The Citrus Glut

Drinking winter's citrus

Bitter and sour, some of the less-common citrus varieties currently in season aren't the most approachable. But in the capable hands of these L.A. bartenders, such assertive flavors become the bases for wonderful cocktails.

The Bricia Named after Bricia Lopez, the mezcal-loving co-owner of Pal Cabrón, this drink (click here to download the recipe) from Las Perlas barman Raul Yrastorza features a house-made marmalade of sweet-skinned kumquats. Shaken with mezcal, egg white and spice-infused honey, it's a smoky concoction fitting for a cool night in Downtown L.A.

The Kipling Experiment Bergamot oranges are best known for their rind, which perfumes Earl Gray tea. The intensity of the whole fruit, though, can be overwhelming. At Providence, Zahra Bates tames the zest by candying it in white-wine-thyme syrup to use as a garnish. The same syrup is mixed with the fruit's juice, gin, lychee and Yellow Chartreuse.

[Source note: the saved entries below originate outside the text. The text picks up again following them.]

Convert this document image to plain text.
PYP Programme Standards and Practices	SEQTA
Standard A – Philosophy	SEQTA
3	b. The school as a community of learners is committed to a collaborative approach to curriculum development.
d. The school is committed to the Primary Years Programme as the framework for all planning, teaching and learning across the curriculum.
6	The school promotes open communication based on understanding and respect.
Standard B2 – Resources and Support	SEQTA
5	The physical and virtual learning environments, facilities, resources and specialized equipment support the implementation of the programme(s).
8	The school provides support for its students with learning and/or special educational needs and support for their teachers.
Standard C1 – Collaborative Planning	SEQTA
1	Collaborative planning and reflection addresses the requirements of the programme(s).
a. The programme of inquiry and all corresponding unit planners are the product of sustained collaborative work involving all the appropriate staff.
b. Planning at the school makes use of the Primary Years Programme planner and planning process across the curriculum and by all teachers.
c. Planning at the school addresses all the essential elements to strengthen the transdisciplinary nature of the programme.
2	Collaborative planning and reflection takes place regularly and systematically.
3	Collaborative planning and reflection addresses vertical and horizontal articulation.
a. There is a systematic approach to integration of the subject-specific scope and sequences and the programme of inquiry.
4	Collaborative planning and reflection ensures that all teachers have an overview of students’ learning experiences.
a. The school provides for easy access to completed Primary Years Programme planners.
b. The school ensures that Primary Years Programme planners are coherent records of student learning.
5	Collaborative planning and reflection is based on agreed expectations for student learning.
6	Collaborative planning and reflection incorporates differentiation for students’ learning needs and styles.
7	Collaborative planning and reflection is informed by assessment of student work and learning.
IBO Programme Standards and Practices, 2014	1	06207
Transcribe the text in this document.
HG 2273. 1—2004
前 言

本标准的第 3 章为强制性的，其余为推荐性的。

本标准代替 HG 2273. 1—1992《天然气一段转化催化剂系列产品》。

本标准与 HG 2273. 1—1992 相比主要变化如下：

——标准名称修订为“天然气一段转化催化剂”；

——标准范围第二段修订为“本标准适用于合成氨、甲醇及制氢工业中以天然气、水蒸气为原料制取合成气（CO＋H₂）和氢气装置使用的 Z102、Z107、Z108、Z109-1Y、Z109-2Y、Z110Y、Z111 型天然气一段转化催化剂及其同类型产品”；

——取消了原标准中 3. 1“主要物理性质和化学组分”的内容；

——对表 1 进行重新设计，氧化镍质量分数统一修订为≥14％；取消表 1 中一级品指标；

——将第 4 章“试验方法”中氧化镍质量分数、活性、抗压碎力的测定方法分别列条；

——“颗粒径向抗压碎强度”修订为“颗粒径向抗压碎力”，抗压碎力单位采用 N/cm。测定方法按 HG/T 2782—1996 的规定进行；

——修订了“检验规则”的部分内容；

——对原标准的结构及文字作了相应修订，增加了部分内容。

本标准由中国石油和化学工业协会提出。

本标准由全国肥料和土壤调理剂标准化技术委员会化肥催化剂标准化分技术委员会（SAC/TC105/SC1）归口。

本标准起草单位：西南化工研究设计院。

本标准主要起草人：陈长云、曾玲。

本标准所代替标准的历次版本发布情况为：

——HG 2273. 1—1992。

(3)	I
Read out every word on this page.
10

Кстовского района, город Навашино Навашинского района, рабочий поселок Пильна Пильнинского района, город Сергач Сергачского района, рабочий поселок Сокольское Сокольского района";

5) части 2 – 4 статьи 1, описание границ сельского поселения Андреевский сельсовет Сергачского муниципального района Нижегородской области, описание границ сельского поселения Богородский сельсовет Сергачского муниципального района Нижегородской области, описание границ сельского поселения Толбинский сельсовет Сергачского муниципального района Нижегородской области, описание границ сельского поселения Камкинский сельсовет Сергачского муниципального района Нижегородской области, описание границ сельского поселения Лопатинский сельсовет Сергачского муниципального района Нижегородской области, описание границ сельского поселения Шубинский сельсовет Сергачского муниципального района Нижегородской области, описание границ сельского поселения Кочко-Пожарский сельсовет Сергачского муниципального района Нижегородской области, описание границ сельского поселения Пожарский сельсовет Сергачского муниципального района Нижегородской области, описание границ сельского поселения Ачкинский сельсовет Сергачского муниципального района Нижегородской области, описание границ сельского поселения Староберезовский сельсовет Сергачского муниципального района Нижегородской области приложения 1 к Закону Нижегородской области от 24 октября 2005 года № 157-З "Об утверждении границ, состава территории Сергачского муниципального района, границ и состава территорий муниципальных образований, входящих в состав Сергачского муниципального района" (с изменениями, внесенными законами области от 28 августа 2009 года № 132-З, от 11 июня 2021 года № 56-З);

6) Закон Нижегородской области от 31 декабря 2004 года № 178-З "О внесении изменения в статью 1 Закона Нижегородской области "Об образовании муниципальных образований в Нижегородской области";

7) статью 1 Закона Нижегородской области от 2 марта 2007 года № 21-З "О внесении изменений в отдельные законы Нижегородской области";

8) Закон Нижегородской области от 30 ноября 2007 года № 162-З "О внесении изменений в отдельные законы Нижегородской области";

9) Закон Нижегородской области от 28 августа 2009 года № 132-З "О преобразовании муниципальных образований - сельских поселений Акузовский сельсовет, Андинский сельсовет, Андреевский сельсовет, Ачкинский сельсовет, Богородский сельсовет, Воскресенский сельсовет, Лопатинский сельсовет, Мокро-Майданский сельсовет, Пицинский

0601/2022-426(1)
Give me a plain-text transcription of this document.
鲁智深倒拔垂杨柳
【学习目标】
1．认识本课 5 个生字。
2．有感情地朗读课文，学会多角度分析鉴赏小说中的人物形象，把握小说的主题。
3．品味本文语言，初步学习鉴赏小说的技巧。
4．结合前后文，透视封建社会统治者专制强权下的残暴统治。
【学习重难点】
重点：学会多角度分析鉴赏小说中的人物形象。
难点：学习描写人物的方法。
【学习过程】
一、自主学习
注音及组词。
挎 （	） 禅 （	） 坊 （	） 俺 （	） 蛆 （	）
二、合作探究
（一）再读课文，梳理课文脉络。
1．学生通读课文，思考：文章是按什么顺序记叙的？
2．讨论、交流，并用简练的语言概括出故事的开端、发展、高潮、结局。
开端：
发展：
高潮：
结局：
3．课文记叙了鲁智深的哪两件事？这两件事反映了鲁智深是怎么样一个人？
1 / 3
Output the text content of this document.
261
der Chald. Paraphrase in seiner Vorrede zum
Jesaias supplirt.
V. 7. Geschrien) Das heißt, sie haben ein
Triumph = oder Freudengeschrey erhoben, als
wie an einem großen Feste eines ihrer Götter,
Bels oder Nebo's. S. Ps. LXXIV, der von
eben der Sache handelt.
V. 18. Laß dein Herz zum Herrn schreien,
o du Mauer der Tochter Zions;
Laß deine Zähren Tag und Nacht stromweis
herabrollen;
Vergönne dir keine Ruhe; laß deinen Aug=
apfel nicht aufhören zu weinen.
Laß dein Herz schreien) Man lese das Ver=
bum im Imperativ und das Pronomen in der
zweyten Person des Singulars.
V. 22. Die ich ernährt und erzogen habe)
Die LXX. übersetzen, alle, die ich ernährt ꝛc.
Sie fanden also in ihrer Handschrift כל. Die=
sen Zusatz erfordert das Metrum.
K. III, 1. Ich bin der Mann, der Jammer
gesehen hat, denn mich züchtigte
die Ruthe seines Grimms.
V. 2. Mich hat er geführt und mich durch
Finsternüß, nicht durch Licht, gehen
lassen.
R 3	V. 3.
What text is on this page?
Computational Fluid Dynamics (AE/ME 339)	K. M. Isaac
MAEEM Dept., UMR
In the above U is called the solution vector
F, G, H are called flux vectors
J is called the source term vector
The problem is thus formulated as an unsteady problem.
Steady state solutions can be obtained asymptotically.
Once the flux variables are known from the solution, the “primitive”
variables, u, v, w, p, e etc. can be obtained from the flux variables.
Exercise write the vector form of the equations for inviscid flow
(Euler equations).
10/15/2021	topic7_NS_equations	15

Winter in Jamaica The Library Bar's Matthew Biancaniello is currently working with so many different citrus varieties–mainly from Mud Creek Ranch and Garcia Farms–that he's forgotten a few of their names, but never their flavors. Seven different varieties were used in his Winter in Jamaica on our visit, the muddled slices shaken with Smith and Cross rum, allspice dram and agave.